Benim kendimce koyduğum bir ad bu. Bir çok öğreti de anlatılan, benimse sönümleme diye tanımladığım yöntemi kendimce kolaylaştırdım, dilerseniz siz de kendinize uygun geliştirebilirsiniz.
Negatif duygunuzu 0-10 arasında derecelendirin.
Diyelim ki -8
-8 şiddetindenki duyguların gerekçelerini bir kağıdı dikey yarıya bölecek şekilde yazın
Her bir gerekçenin karşısına ise +8 degerinde o negatifi sönümleyecek o kişiye ya da olaya ait pozitif duygu ve düşüncelerinizi yazın.

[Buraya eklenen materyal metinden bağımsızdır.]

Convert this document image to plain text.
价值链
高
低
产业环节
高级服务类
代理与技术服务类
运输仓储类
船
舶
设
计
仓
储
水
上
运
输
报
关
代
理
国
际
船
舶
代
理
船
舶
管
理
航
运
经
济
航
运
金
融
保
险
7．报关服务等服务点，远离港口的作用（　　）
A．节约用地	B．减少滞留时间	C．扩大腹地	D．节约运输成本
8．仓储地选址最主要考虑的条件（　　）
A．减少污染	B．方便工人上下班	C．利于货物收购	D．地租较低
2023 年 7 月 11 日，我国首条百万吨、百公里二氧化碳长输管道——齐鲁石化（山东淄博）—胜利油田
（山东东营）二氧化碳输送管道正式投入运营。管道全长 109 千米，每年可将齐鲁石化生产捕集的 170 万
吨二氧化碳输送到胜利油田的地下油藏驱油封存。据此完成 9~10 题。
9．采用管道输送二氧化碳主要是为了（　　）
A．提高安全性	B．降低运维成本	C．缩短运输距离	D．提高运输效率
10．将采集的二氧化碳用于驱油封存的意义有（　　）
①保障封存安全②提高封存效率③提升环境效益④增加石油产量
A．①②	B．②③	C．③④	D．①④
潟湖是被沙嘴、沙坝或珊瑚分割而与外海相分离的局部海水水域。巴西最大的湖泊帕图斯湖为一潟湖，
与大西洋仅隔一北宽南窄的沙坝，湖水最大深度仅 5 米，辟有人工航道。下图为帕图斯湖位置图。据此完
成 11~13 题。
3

Eşiniz evlilik yıldönümünüzü unuttu ise size olan nazik jestlerini, sevgisini yazabilirsiniz.
Yazmak bu alıştırma ve diğer bütün çalışmalar için önemlidir. Zihnin ürettiği dağınık bulut kümelerini somutlaştırır, akışkan hale getirir ve çözümü kolaylaştırır.
Şikayeti sönümleyecek en güzel anti-durum ise şükür ve minnettarlıktır. Memnuniyetsizliğe karşı memnuniyetle gelen gerçek huzurdur.

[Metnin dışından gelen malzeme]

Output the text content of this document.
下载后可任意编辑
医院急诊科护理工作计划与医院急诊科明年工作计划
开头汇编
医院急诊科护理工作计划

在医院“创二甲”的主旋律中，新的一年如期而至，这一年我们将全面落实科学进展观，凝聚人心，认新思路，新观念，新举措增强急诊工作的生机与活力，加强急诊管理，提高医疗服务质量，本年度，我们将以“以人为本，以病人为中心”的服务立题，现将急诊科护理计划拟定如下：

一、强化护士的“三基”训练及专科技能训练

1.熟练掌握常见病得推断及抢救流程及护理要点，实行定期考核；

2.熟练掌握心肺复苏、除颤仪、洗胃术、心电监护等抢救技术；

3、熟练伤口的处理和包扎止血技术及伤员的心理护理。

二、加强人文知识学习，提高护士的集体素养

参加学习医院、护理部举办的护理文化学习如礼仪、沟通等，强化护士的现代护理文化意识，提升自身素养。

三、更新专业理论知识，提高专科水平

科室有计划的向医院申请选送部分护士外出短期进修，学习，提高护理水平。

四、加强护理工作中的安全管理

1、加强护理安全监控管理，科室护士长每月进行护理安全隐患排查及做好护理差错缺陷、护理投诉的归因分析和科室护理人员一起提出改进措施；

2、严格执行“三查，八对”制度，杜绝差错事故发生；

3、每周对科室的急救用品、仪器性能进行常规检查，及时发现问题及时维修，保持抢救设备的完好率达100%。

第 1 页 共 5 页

Aslında şikayet ederken kimi kime şikayet ettiğimizi idrak edecek olsak, bu şikayet konusunda bizi durduracak en önemli yöntem olurdu, diye düşünüyorum dostum.
Memnun olmadığımız merci, diğer bütün memnun olduğumuz şeyleri de veren zat değil midir?
Peki yaradan şikayet etme hissini bize neden vermiş olabilir diye düşünüyorum. İçimde yankılanan;
“ Halimizi, ahvalimizi O’na anlatıp yalnızca O’ndan talep edelim diye” hissi geliyor.
Başkalarına anlattığımda adı şikayet olurken, Doğru merciiye iletirsem adı; halimi arz etmek- talep etmek- istemek- dua etmek oluyor.
Herkes kendi inanç sistemiyle; her şeyi elinde tutan, her şeyin sahibi, her şeyi bilen en güzelini en kolaylıkla yaradanla bağlantıya geçebilir, kendini ifade edebilir, gerçek çözüm makamından çözümünü alabilir.
“ Ben bana verdiğin akıl ve olanaklarla içinde bulunduğum …. durumunu aşamıyorum. Yalnızca ve yalnızca senden yardım diliyorum. Sonsuz hazinelerinden bana da ihtiyacım olanı en güzel şekilde bahşet. “ talebinde bulunabiliriz.
Not; Gelecek haftaki yazımda, Şükür ve iyileştirici etkisi üzerinde çalışmaya niyet ediyorum.
Günün Niyeti;
Şikayet ettiğim alanlardan idrakimin artmasına,
Şikayet ile durum tesbiti arasındaki farkı ayrıştırmaya,
Olayları, olumsuzluklar perdesinden sıyırarak, hikmetle bakıp hakikatini anlamaya,
Bana yük olan bakış açılarımdan özgürleşmeye,
Kalbimi, en derinden memnuniyete açmaya
ve
onunla gelen huzurla genişletmeye niyet ediyorum.